We arrived here in rural Rhode Island in time to catch the end of spring, and now summer is slipping into autumn. In these three months I can’t say that I have metamorphosed into a master gardener like Penelope Hobson or that our five New England acres in any way resemble the great gardens she created at Tintinhull.
Still, I have learned some things that I would like to share with you.
First of all, I have learned something about proportion. I remember that when I first started gardening in Baltimore, everything I planted in our townhouse garden outgrew its space by summer’s end.
Every August, my husband would complain that our garden was beginning to look like a jungle.

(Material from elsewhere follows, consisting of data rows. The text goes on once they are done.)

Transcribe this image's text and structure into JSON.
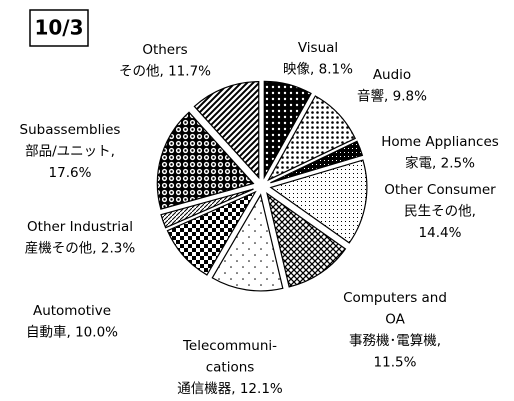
{
  "chart_data": {
    "type": "pie",
    "title": "10/3",
    "categories": [
      "Visual",
      "Audio",
      "Home Appliances",
      "Other Consumer",
      "Computers and OA",
      "Telecommunications",
      "Automotive",
      "Other Industrial",
      "Subassemblies",
      "Others"
    ],
    "values": [
      8.1,
      9.8,
      2.5,
      14.4,
      11.5,
      12.1,
      10.0,
      2.3,
      17.6,
      11.7
    ],
    "labels": [
      [
        "Visual",
        "映像, 8.1%"
      ],
      [
        "Audio",
        "音響, 9.8%"
      ],
      [
        "Home Appliances",
        "家電, 2.5%"
      ],
      [
        "Other Consumer",
        "民生その他,",
        "14.4%"
      ],
      [
        "Computers and",
        "OA",
        "事務機･電算機,",
        "11.5%"
      ],
      [
        "Telecommuni-",
        "cations",
        "通信機器, 12.1%"
      ],
      [
        "Automotive",
        "自動車, 10.0%"
      ],
      [
        "Other Industrial",
        "産機その他, 2.3%"
      ],
      [
        "Subassemblies",
        "部品/ユニット,",
        "17.6%"
      ],
      [
        "Others",
        "その他, 11.7%"
      ]
    ]
  }
}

However, this spring when I began planting the flats of impatiens, coleus, and begonias that had filled the spaces between perennials in our city garden with color, they just sat in these large beds like displaced persons, looking lost and forlorn.
They do look a bit better now but our cool nights never allowed them to reach the size they grew to in Maryland. I had not taken into account the difference in scale and the difference in climate.
So, in July I stopped planting and instead began to look at neighboring gardens – and more importantly, to explore our own landscape.
A Backyard Discovery
The daylilies and plantain lilies were just coming into bloom.
As I raked several years’ accumulation of oak leaves from under the shrubs, I began to discover their shapes and to uncover clumps of small late-blooming plantain lilies, ferns, and rocks covered with moss and lichen. Like in Japanese gardens, these rocks are the true foundation of our New England garden.